The O(n) Club: Maximum XOR of Two Numbers in an Array: Ditch Loops, Grab Bits
⚡ TL;DR
Find the biggest XOR between any two numbers in an array? Don’t brute force unless you like coffee jitters and timeouts. Use prefix sets and bit-smarts for O(n) glory.
// Brute force: please don't int maxXor = 0; for (int i = 0; i < nums.length; i++) { for (int j = i + 1; j < nums.length; j++) { maxXor = Math.max(maxXor, nums[i] ^ nums[j]); } }
🧠 How Devs Usually Mess This Up
The classic slip: everyone whips out two nested loops, tests all the pairs, and bravely waits for their laptop fans to start levitating. That’s O(n²) purgatory, and Interviewer just marked you as “must train from zero.” Also, no, sorting doesn’t help. XOR is bit drama, not number order. And please, recognize that XOR (unlike sum/AND/OR) wants different bits per position. 1 ^ 1 = 0. That’s its thing!
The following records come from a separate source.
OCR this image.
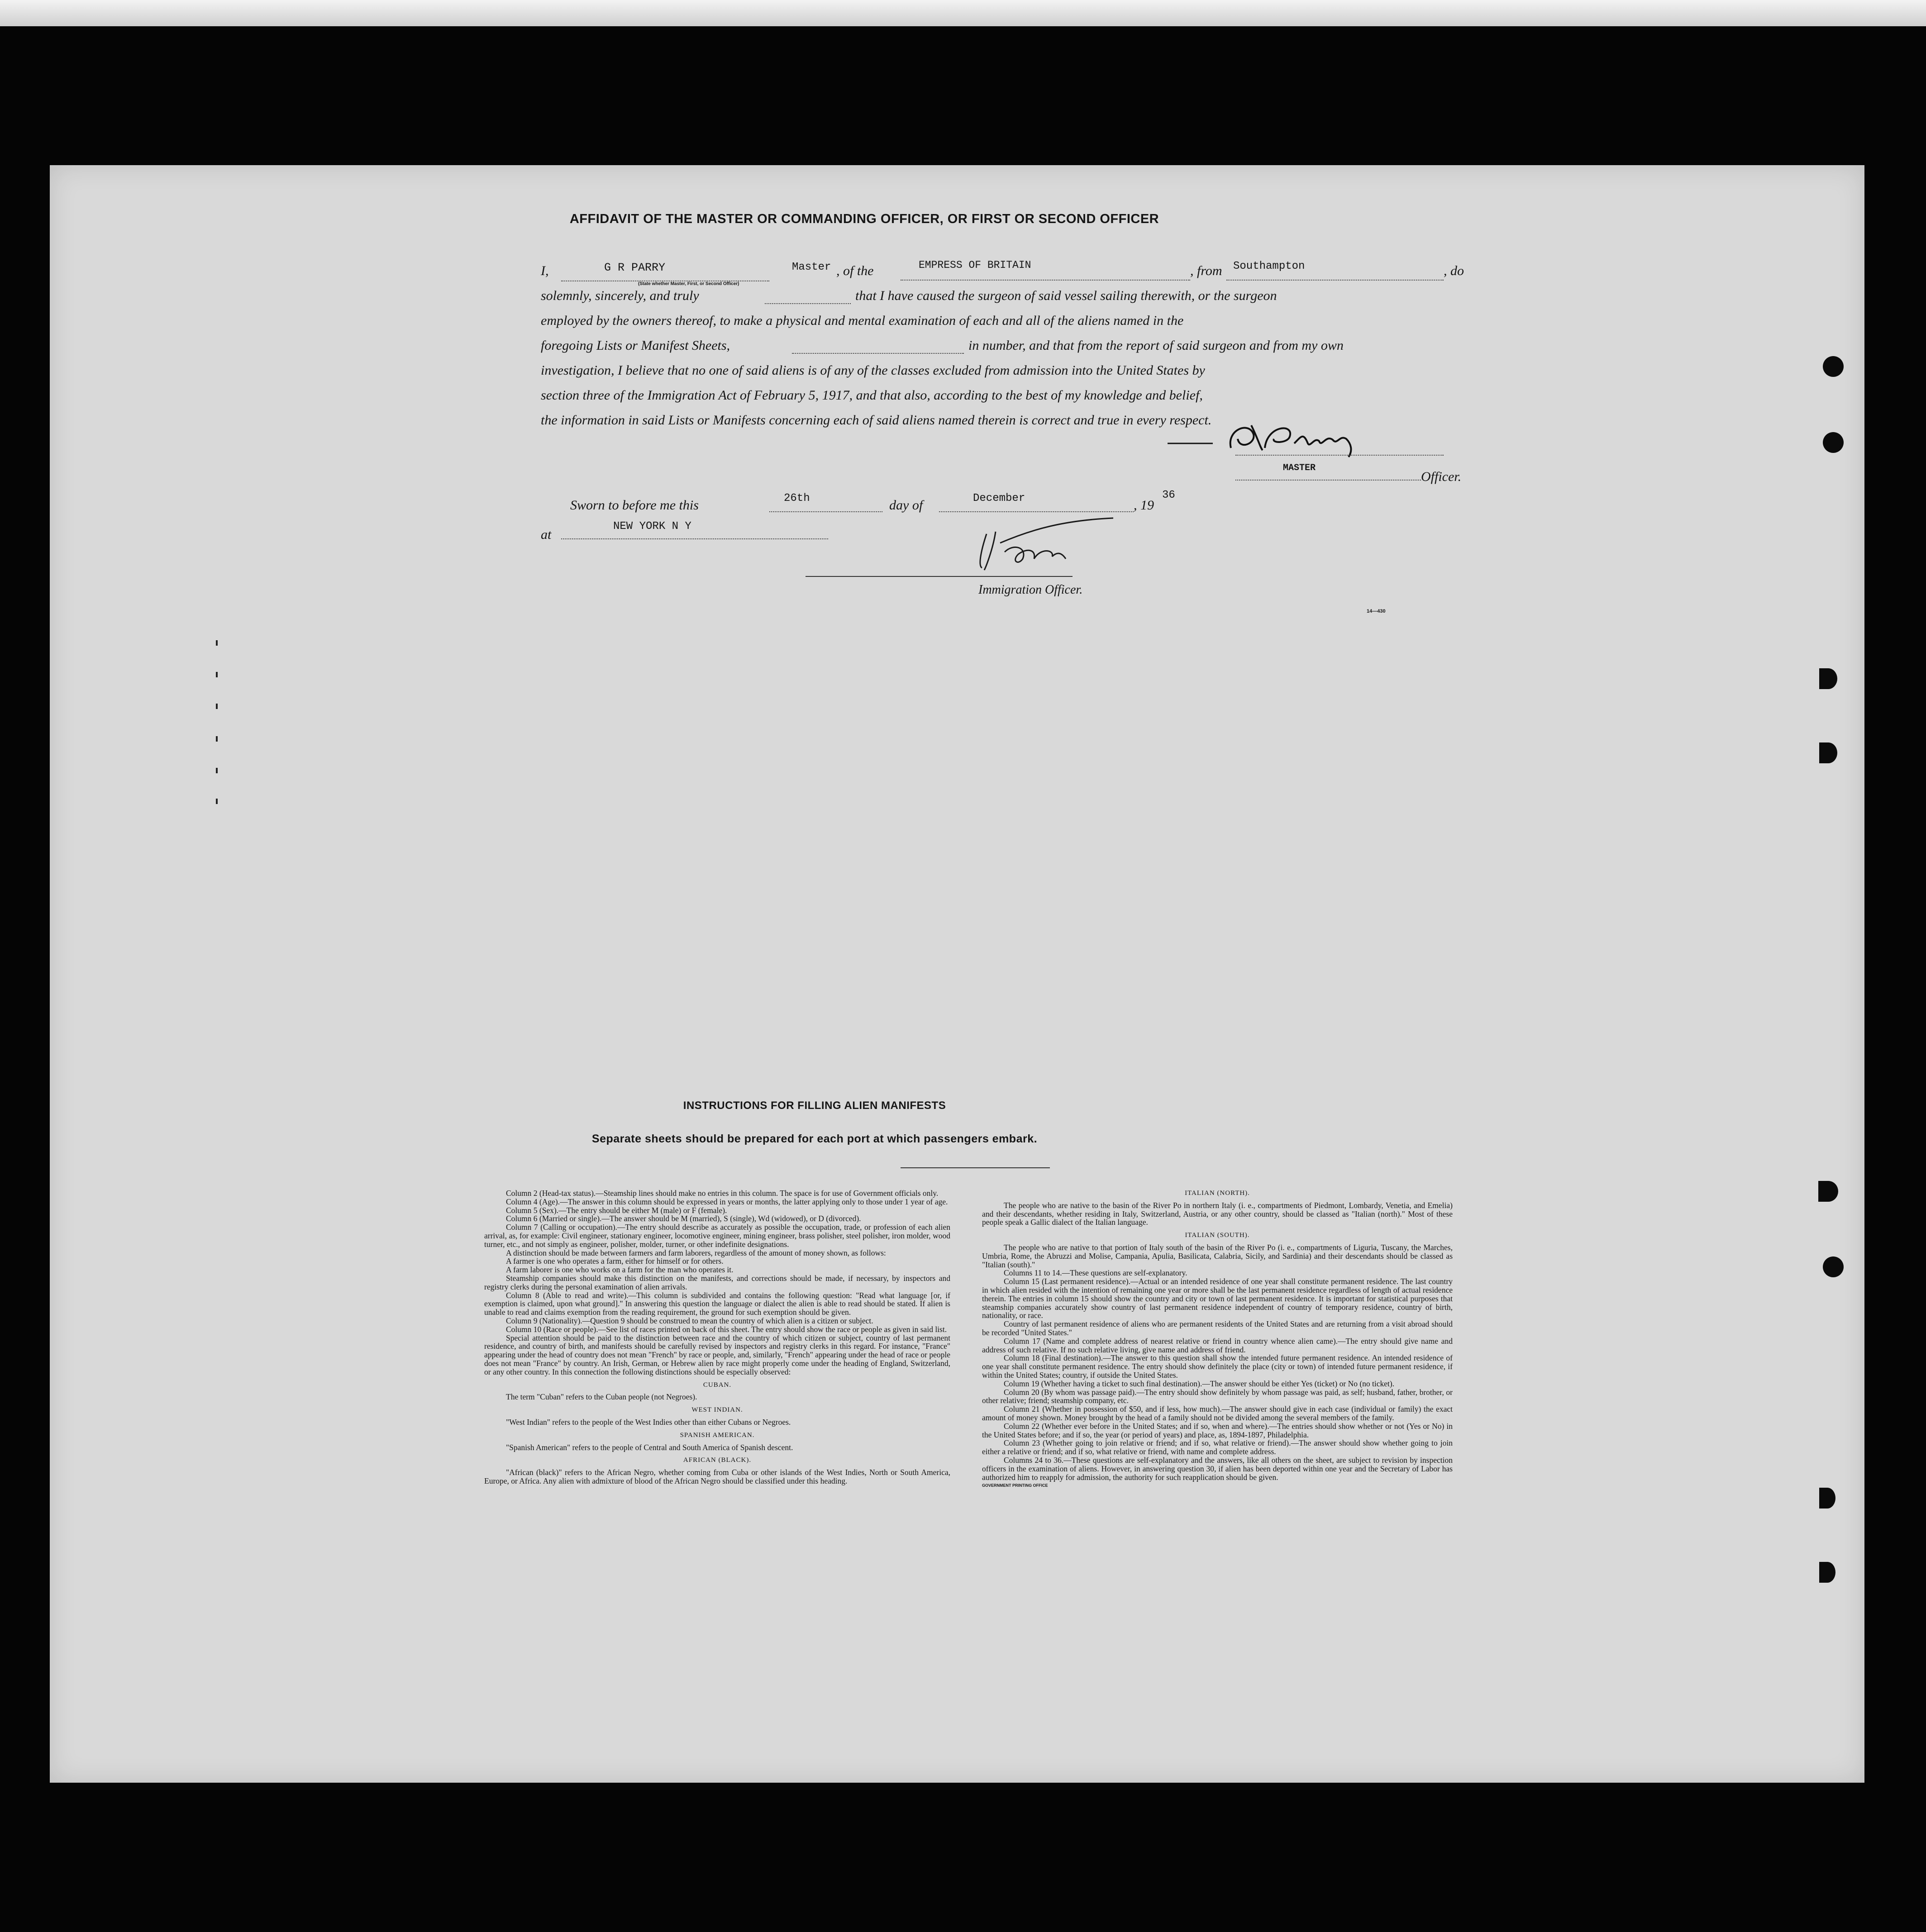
AFFIDAVIT OF THE MASTER OR COMMANDING OFFICER, OR FIRST OR SECOND OFFICER
I,	G R PARRY	Master
(State whether Master, First, or Second Officer)
, of the	EMPRESS OF BRITAIN	, from Southampton	, do
solemnly, sincerely, and truly	that I have caused the surgeon of said vessel sailing therewith, or the surgeon
employed by the owners thereof, to make a physical and mental examination of each and all of the aliens named in the
foregoing Lists or Manifest Sheets,	in number, and that from the report of said surgeon and from my own
investigation, I believe that no one of said aliens is of any of the classes excluded from admission into the United States by
section three of the Immigration Act of February 5, 1917, and that also, according to the best of my knowledge and belief,
the information in said Lists or Manifests concerning each of said aliens named therein is correct and true in every respect.
MASTER
Officer.
Sworn to before me this	26th	day of	December	, 19
36
at
NEW YORK N Y
Immigration Officer.
14—430
INSTRUCTIONS FOR FILLING ALIEN MANIFESTS
Separate sheets should be prepared for each port at which passengers embark.

Column 2 (Head-tax status).—Steamship lines should make no entries in this column. The space is for use of Government officials only.

Column 4 (Age).—The answer in this column should be expressed in years or months, the latter applying only to those under 1 year of age.

Column 5 (Sex).—The entry should be either M (male) or F (female).

Column 6 (Married or single).—The answer should be M (married), S (single), Wd (widowed), or D (divorced).

Column 7 (Calling or occupation).—The entry should describe as accurately as possible the occupation, trade, or profession of each alien arrival, as, for example: Civil engineer, stationary engineer, locomotive engineer, mining engineer, brass polisher, steel polisher, iron molder, wood turner, etc., and not simply as engineer, polisher, molder, turner, or other indefinite designations.

A distinction should be made between farmers and farm laborers, regardless of the amount of money shown, as follows:

A farmer is one who operates a farm, either for himself or for others.

A farm laborer is one who works on a farm for the man who operates it.

Steamship companies should make this distinction on the manifests, and corrections should be made, if necessary, by inspectors and registry clerks during the personal examination of alien arrivals.

Column 8 (Able to read and write).—This column is subdivided and contains the following question: "Read what language [or, if exemption is claimed, upon what ground]." In answering this question the language or dialect the alien is able to read should be stated. If alien is unable to read and claims exemption from the reading requirement, the ground for such exemption should be given.

Column 9 (Nationality).—Question 9 should be construed to mean the country of which alien is a citizen or subject.

Column 10 (Race or people).—See list of races printed on back of this sheet. The entry should show the race or people as given in said list.

Special attention should be paid to the distinction between race and the country of which citizen or subject, country of last permanent residence, and country of birth, and manifests should be carefully revised by inspectors and registry clerks in this regard. For instance, "France" appearing under the head of country does not mean "French" by race or people, and, similarly, "French" appearing under the head of race or people does not mean "France" by country. An Irish, German, or Hebrew alien by race might properly come under the heading of England, Switzerland, or any other country. In this connection the following distinctions should be especially observed:

CUBAN.

The term "Cuban" refers to the Cuban people (not Negroes).

WEST INDIAN.

"West Indian" refers to the people of the West Indies other than either Cubans or Negroes.

SPANISH AMERICAN.

"Spanish American" refers to the people of Central and South America of Spanish descent.

AFRICAN (BLACK).

"African (black)" refers to the African Negro, whether coming from Cuba or other islands of the West Indies, North or South America, Europe, or Africa. Any alien with admixture of blood of the African Negro should be classified under this heading.

ITALIAN (NORTH).

The people who are native to the basin of the River Po in northern Italy (i. e., compartments of Piedmont, Lombardy, Venetia, and Emelia) and their descendants, whether residing in Italy, Switzerland, Austria, or any other country, should be classed as "Italian (north)." Most of these people speak a Gallic dialect of the Italian language.

ITALIAN (SOUTH).

The people who are native to that portion of Italy south of the basin of the River Po (i. e., compartments of Liguria, Tuscany, the Marches, Umbria, Rome, the Abruzzi and Molise, Campania, Apulia, Basilicata, Calabria, Sicily, and Sardinia) and their descendants should be classed as "Italian (south)."

Columns 11 to 14.—These questions are self-explanatory.

Column 15 (Last permanent residence).—Actual or an intended residence of one year shall constitute permanent residence. The last country in which alien resided with the intention of remaining one year or more shall be the last permanent residence regardless of length of actual residence therein. The entries in column 15 should show the country and city or town of last permanent residence. It is important for statistical purposes that steamship companies accurately show country of last permanent residence independent of country of temporary residence, country of birth, nationality, or race.

Country of last permanent residence of aliens who are permanent residents of the United States and are returning from a visit abroad should be recorded "United States."

Column 17 (Name and complete address of nearest relative or friend in country whence alien came).—The entry should give name and address of such relative. If no such relative living, give name and address of friend.

Column 18 (Final destination).—The answer to this question shall show the intended future permanent residence. An intended residence of one year shall constitute permanent residence. The entry should show definitely the place (city or town) of intended future permanent residence, if within the United States; country, if outside the United States.

Column 19 (Whether having a ticket to such final destination).—The answer should be either Yes (ticket) or No (no ticket).

Column 20 (By whom was passage paid).—The entry should show definitely by whom passage was paid, as self; husband, father, brother, or other relative; friend; steamship company, etc.

Column 21 (Whether in possession of $50, and if less, how much).—The answer should give in each case (individual or family) the exact amount of money shown. Money brought by the head of a family should not be divided among the several members of the family.

Column 22 (Whether ever before in the United States; and if so, when and where).—The entries should show whether or not (Yes or No) in the United States before; and if so, the year (or period of years) and place, as, 1894-1897, Philadelphia.

Column 23 (Whether going to join relative or friend; and if so, what relative or friend).—The answer should show whether going to join either a relative or friend; and if so, what relative or friend, with name and complete address.

Columns 24 to 36.—These questions are self-explanatory and the answers, like all others on the sheet, are subject to revision by inspection officers in the examination of aliens. However, in answering question 30, if alien has been deported within one year and the Secretary of Labor has authorized him to reapply for admission, the authority for such reapplication should be given.

GOVERNMENT PRINTING OFFICE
🔍 What’s Actually Going On
Here’s the plot twist: the biggest XOR comes from numbers that disagree furthest to the left in their bit masks. So, instead of clumsy pair-checking, peel off bits from left to right, building the answer one bit at a time. At each step, toss all prefixes (numbers chopped to current bit) into a set. Like a detective with amnesia, ask: “Does any pair of these prefixes let me flip this bit to 1?” If yes, keep the bit, drop the mic, move to the next. If not, that bit stays dark. No drama, no double-for loops, just clean bitwise moves.
🛠️ PseudoCode
- max = 0: Initialize. Because empty variables blow up sneakily.
- For each bit from 31 to 0: Start with the highest (leftmost, James Bond tier).
for (int bit = 31; bit >= 0; bit--) { // Build up one bit at a time }
- Slap all number prefixes up to this bit into a set.
Chop the numbers, lose the right bits. Just keep the left.Set<Integer> prefixes = new HashSet<>(); for (int num : nums) { prefixes.add(num >>> bit); }
- Guess the new max: flip this bit ON.
int testMax = (max << 1) | 1;
- Can a pair of prefixes XOR to testMax? Just check if testMax ^ prefix is also in the set. If yes, upgrade max. If no, forget this bit.
for (int prefix : prefixes) { if (prefixes.contains(testMax ^ prefix)) { max = testMax; break; } }
💻 The Code
// O(n) with bit-magic
public int findMaximumXOR(int[] nums) {
int max = 0;
for (int bit = 31; bit >= 0; bit--) {
Set<Integer> prefixes = new HashSet<>();
for (int num : nums) {
prefixes.add(num >>> bit);
}
int testMax = (max << 1) | 1;
boolean rocked = false;
for (int prefix : prefixes) {
if (prefixes.contains(testMax ^ prefix)) {
max = testMax;
rocked = true;
break;
}
}
if (!rocked)
max = testMax - 1;
}
return max;
}
⚠️ Pitfalls, Traps & Runtime Smacks
- Don’t let XOR become sum, AND, or wishful thinking. 1 ^ 1 == 0. XO, XO!
- n² won’t save you—LeetCode will eat your RAM for a snack.
- Sorting? Please. Even QuickSort is rolling its eyes here.
- Use >>> (unsigned shift) or negative numbers will make you cry into your stack trace.
- Time: O(32n) (just call it linear). Space: O(n). Interviewer is relieved.
🧠 Interviewer Brain-Tattoo
“Bitwise wins: the only time you’re rewarded for arguing with yourself one bit at a time.”